|What are the determinants of childhood infections in India’s peri-urban slums? A case study of eight cities|
||Yebeen Ysabelle Boo, Kritika Rai, Meghan A. Cupp, Monica Lakhanpaul, Pam Factor-Litvak, Priti Parikh, Rajmohan Panda, and Logan Manikam
||PLOS ONE , Volume 16, no. 10; DOI:10.1371/journal.pone.0257797
Respiratory Tract Infections (RTIs) and Gastro-Intestinal (GI) infections are the leading causes of child mortality and morbidity. This study investigates the associations between the individual, household and slum-level determinants of children’s health and vulnerability to RTIs and GI infections in peri-urban slums in India; an area of research interest at the Childhood Infections and Pollution Consortium.
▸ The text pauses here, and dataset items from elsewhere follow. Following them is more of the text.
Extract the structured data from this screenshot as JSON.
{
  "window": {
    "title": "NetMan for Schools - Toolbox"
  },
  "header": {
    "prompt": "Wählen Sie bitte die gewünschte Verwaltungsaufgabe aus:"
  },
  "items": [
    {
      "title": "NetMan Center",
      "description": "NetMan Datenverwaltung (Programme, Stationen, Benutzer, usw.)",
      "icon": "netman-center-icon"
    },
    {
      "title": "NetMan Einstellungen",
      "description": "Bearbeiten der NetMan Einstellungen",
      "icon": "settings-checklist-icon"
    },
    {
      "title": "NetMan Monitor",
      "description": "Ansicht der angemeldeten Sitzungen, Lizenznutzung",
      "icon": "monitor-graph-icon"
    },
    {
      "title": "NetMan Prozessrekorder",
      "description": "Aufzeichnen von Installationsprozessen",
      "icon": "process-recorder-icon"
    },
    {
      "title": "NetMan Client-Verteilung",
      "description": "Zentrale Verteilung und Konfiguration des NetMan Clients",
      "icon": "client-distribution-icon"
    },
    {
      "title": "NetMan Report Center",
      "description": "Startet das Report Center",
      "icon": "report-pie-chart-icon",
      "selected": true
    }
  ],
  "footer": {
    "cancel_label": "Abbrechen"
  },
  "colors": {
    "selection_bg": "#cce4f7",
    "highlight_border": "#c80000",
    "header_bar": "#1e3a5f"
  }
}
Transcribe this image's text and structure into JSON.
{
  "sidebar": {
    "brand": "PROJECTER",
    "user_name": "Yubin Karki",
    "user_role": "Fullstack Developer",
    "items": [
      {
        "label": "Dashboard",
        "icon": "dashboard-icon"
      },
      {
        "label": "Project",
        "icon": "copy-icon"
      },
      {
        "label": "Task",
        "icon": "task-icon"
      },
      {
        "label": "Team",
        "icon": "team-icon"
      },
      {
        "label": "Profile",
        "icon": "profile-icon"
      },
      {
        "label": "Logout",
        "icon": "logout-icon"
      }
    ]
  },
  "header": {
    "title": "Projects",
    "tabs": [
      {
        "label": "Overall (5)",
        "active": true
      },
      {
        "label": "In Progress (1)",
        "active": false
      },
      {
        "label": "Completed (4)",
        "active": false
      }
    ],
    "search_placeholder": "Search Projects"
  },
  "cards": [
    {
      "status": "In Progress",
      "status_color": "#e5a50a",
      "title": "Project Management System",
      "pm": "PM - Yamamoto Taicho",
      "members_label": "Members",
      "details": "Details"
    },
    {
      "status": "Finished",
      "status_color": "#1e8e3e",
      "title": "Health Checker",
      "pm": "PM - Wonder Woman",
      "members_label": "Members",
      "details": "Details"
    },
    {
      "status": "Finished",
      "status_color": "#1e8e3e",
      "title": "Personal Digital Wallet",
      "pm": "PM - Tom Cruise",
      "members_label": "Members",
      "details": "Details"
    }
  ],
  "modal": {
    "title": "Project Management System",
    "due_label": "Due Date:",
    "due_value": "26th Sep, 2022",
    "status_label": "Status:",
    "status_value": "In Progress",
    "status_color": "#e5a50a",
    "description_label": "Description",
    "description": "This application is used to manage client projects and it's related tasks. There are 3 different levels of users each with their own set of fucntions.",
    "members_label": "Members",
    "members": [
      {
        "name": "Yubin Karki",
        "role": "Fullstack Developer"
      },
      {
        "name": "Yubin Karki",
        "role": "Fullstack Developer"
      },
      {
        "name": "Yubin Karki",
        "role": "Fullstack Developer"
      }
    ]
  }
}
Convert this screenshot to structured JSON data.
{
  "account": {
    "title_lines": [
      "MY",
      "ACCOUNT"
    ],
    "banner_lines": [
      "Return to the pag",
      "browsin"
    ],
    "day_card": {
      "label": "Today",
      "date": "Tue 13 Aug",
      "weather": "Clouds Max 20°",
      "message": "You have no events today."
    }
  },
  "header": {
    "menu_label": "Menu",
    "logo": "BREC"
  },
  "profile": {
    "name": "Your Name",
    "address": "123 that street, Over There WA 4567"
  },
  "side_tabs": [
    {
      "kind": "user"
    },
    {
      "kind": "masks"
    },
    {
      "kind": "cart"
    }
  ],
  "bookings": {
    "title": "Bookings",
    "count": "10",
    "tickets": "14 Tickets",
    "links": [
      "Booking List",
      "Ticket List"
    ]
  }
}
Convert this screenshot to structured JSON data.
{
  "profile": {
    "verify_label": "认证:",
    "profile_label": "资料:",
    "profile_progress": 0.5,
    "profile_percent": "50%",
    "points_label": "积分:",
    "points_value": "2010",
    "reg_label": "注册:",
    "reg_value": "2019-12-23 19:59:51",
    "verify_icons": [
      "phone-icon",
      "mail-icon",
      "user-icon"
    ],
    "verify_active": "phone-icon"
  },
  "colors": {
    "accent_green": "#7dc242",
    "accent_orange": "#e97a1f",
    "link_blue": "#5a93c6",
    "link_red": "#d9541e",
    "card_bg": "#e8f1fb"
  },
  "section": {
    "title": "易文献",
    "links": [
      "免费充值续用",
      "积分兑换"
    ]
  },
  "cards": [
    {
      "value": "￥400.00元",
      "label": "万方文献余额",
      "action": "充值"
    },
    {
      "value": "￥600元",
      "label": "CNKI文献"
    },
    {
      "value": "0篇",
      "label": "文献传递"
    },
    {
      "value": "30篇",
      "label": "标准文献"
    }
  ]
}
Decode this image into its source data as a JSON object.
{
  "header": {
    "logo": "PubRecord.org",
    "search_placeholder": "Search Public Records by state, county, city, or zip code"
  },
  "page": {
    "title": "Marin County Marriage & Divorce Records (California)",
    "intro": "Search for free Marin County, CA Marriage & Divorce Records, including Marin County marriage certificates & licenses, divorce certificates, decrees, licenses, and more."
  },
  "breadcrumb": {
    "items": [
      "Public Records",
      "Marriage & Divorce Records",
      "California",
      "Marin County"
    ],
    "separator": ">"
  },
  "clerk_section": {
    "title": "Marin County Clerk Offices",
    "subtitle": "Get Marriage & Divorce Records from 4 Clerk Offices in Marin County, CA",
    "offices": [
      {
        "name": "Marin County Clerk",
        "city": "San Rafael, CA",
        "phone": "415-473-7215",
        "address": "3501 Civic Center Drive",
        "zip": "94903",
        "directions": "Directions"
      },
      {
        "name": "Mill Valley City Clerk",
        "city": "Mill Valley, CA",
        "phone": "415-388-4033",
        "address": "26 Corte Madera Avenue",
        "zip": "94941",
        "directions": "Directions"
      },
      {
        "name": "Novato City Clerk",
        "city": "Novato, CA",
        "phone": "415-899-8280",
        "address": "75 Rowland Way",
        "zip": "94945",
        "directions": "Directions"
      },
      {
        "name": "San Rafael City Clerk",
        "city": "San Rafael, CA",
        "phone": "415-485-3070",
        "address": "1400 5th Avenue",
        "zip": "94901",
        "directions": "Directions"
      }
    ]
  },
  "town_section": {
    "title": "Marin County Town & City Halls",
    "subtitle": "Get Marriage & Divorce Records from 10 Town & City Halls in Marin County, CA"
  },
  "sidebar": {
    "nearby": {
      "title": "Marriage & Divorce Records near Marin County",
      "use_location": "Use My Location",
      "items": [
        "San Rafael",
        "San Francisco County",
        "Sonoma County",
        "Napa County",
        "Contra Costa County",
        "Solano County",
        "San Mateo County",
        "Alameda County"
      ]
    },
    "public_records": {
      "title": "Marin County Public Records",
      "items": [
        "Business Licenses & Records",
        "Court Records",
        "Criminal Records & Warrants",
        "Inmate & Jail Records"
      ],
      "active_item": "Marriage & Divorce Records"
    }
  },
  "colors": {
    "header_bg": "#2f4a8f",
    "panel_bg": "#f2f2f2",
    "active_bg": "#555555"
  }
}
The 2015–16 Indian National Family Health Survey was used for data analysis on children aged 0–5 years. NFHS-4 includes data on slums in eight Indian cities, including Delhi, Meerut, Kolkata, Indore, Mumbai, Nagpur, Hyderabad, Chennai. The outcome variables, having fever and cough (FeCo) and diarrhoea in the last two weeks, were used to define the phenotype of infections; for this analysis fever and cough were measures of RTIs and diarrhoea was used to measure GI infections. Exposures considered in this study include variables at the individual, household and slum level and were all informed by existing literature. Multilevel models were used to estimate the association between exposures and outcomes variables; a prior of Cauchy distribution with a scale of 2.5 was selected when building the multilevel logistic models.
The total sample size of the number of children included in the analysis was n = 1,424. Data was imputed to account for missingness, and the original and imputed sample showing similar distributions. Results showed that diarrhoea and FeCo were both found to be more present in younger children than older children by a few months. In fixed effects, the odds of developing FeCo were higher if the mother perceives the child was born smaller than average (AOR 4.41, 1.13–17.17, P<0.05) at individual level. On the other hand, the odds of the diarrhoea outcome were lower if the child was older (AOR 0.97, 0.96–0.98, P<0.05) at individual level, and household’s water source was public tap or standpipe (AOR 0.54, 0.31–0.96, P<0.05) at household level.
The determinants of health, both social and related to health care, at all levels demonstrated linkages to child morbidity in RTIs and GI infections. The empirical evidence highlights the need for contextualised ideas at each level, including one health approach when designing interventions to improve child health.